MBIA, which assumed the Brevard County exposure as part of the Bond Investors Guaranty portfolio purchased in late 1989, found itself at the tip of an informational iceberg. The company needed to learn exactly what was going on, and it needed to educate the entire county about what was at stake.

"You don't want to overreact to the situation," said Richard L. Weill, general counsel at MBIA. "You have to educate yourself, to understand how emotional an issue this is."

Unlike most problematic municipal deals, Brevard County was not experiencing any cash shortages or indenture-related confusion, Mr. Weill explained. Two issues were at hand: The location and the quality of the new building.
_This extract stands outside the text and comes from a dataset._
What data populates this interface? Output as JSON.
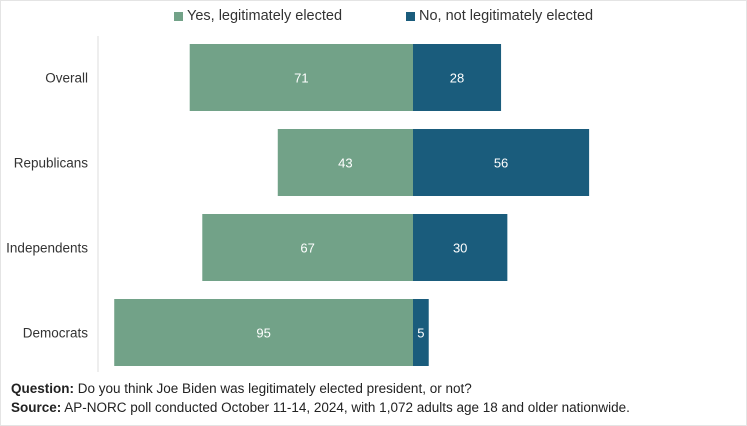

MBIA could only affect the latter issue since the building was nearly complete. "We made sure the [quality] objections being raisedd were addressed," Mr. Weill said, "and it turned out that all that was wrong were a bunch of littled things."

Specific actions included consulting on the selection of a committee investigating the workmanship and following through with local officials, he said. In the end, MBIA convinced Ms. Schmitt to vote against the referendum, and she became the swing vote in the three-to-two decision.

"If the market hadn't explained the consequences of her act, she would have voted to have a referendum," Mr. Weill said. "We didn't do anything special. All we kept doing was explain what the ramifications of the act were."

MBIA is the largest insurer of lease bonds. In 1990, the firm backed $1.71 billion of tax-exempt lease issues for a 46% share of the insured lease market, which totaled $3.75 billion. So far in 1991, MBIA is still the leader with a 37% share, or $1.91 billion of the $5.17 billion insured, according to Securities Data Co./Bond Buyer.

AMBAC Indemnity Corp. was the second-busiest lease insurer in the past two years, backing 35% in 1990 and 28% in 1991, or $1.32 billion and $1.47 billion respectively. Financial Guaranty Insurance Co. was less active, insuring 11% in 1990 and 24% so far this year. Other insurers backed 6% or less of the market.

Bond insurance executives said that, after penetrating the political issues, the Brevard County deal boiled down to the predominant issue with all lease -- the "essentiality" of the project being financed. Although in this instance the building was clearly in need, its site perhaps was not.

"There's always appropriation risk in these leases, and there's always political risk in every municipal credit," Mr. Budnick of MBIA said. "But the essentiality should offset political considerations. Once you get into dicier projects, that leaves the door open for people to fight them."

Mr. Budnick said Brevard was a necessary lesson with a silver lining. If the marketplace, public officials, and voters now better understand both the risks and the stakes of lease obligations, it will be easier to handle similar circumstances the next time around, he said.

"I'd like to pick a less bumpy road," Mr. Budnick said. "But this is how you do it. And I anticipate there will be more local politicians who question leases."

Mr. Richman of FGIC said the Brevard deal brought a mixed package to the market. "There's good news and bad news here," he said. "The bad news was that it got as far as it did. The good news was the market reaction; the media reports and experts' involvement had the desired impact.

"We know now that substantial issuers are not ultimately going to screw up their market access," he added. "That was proven out in Brevard County."

All sources agreed that lease volume will continue increasing as voters become less willing to approve everything from schools to prisons. Gayle Robinson, senior vice president at AMBAC Indemnity Corp., said that as the market grows, insurers cannot relax their guard.

"We walk carefully among" the California leases, for example, Ms. Robinson said. "We do earthquake testing, essentially testing, rental interruption testing.

"We would not want to do a golf course," she continued, "because if the budget gets tight and it comes to keeping the schools open, the golf course will suffer."

And Ms. Robinson stressed that,d in the end, leases are different animals. "Fundamentally, the legal construction is different," she said. "Whenever you allow a will or a will-not appropriate option, it's more risky than putting a line item in a budget."